Puppet, which was first made available under the GPL in 2005,  is a configuration management framework that enables customers to write policies about how web servers should be configured, how database servers should be configured and how mail servers should be configured," said Andrew Shafer, chief strategy officer for Reductive Labs, which will be headquartered in Portland, Oregon. "Puppet lets you write policies, enforce them and automate them on an ongoing basis and operating system installation through patches and upgrades."

Shafer said it's important to have a robust policy-based configuration framework that can significantly speed up deployment of corporate servers. He noted that policy-based tools are valuable because few servers are configured in the exact same way in any corporation.

He pointed out that configuration management becomes even more critical as virtualization and cloud computing take off.

"With virtualization, your hardware headache eases but with thousands of virtual machines you've multiplied your configuration management complexities," said Shafer. "People are bringing up thousands of [virtual] machines with EC2 [cloud] and configuration management complexity is further magnified. Bringing up a test infrastructure or a deployment infrastructure becomes a much easier proposition than trying to manage it in other ways."

One senior systems engineer at Digg.com was able to rebuild 60 [virtual] machines from scratch in two hours [using Puppet] that would have taken two full days of work if done manually. "And I was largely a spectator," said that engineer, Paul Lathrop, of Digg. "Now that's automation."

"And if he needed to build 600 machines, it wouldn't have taken much longer," because of the policy-based configuration management approach, Shafer said.

Its biggest competitor is amorphous: thousands of unique scripts system administrators write for their own environments, Shafer said.
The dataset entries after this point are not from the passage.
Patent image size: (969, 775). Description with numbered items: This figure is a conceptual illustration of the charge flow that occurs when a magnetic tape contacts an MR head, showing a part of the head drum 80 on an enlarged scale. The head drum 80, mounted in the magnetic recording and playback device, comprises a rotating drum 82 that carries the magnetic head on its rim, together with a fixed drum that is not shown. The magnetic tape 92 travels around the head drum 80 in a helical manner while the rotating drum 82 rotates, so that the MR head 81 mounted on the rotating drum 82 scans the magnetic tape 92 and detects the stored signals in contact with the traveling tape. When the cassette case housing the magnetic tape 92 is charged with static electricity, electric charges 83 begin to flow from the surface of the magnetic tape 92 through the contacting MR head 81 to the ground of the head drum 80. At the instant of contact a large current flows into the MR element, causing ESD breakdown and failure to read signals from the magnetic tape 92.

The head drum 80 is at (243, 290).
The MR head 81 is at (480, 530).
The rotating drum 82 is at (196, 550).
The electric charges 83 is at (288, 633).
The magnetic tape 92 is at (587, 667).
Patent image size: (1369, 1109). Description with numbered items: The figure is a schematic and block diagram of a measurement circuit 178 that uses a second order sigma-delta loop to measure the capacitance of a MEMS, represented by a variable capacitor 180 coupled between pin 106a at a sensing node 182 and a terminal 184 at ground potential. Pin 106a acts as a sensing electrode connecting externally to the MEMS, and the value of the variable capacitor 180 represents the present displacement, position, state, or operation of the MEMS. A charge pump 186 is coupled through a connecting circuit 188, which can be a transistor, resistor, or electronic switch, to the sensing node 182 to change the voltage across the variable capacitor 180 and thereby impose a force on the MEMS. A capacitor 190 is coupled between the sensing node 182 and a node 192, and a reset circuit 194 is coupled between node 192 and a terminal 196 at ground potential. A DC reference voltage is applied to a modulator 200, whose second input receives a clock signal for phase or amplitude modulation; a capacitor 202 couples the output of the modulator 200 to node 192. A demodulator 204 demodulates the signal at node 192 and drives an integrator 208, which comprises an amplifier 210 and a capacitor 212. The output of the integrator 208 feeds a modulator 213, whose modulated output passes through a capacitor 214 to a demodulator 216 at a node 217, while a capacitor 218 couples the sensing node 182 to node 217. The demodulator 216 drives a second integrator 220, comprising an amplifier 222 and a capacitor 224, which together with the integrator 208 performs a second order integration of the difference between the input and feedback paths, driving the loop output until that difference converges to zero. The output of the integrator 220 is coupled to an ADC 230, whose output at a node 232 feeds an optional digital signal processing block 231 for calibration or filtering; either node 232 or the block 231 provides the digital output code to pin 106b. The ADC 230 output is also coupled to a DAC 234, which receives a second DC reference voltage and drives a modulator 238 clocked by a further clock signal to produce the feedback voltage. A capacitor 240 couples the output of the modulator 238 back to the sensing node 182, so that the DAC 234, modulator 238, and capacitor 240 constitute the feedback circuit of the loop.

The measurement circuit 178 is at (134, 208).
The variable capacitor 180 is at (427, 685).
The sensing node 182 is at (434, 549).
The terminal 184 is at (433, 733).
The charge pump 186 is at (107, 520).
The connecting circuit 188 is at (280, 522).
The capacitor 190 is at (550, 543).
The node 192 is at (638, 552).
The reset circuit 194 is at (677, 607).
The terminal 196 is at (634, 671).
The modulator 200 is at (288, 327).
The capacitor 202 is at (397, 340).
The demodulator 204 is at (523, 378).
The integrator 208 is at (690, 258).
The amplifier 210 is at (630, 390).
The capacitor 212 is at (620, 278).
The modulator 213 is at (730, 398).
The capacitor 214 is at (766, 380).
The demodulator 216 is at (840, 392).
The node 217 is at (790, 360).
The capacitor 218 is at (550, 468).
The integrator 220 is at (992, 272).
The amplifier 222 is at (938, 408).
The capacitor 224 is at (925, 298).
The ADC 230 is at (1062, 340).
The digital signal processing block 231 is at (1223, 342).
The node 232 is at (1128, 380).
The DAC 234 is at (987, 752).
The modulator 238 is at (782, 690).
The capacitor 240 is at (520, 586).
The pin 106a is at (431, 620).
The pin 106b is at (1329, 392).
There are some model-based configuration management frameworks developed by BMC's BladeLogic and HP's Opsware but nothing in the open source space that compares to Puppet, Shafer said.

Reductive has no plans to commercialize the framework into a product per se and will focus exclusively on the services side of the business. Puppet 0.25 is currently in beta testing and represents a huge step forward: three times the speed in one third of the memory footprint of the current 0.24 series.

"It's a way of managing images, a policy-based tool that is good for the complexities multiplied by cloud computing and virtualization," he added.

Digant C Kasundra, Technical Lead of ITS Unix Systems and Applications at Stanford University, said Puppet does not support Windows but is valuable tool for other top OS environments. "It is definitely useful for an enterprise but our use at Stanford University is limited to Linux," Kasundra wrote in an email response. "We use it to manage systems running Red Hat, Debian and Ubuntu.  I am familiar with places using it for Mac OS X as well."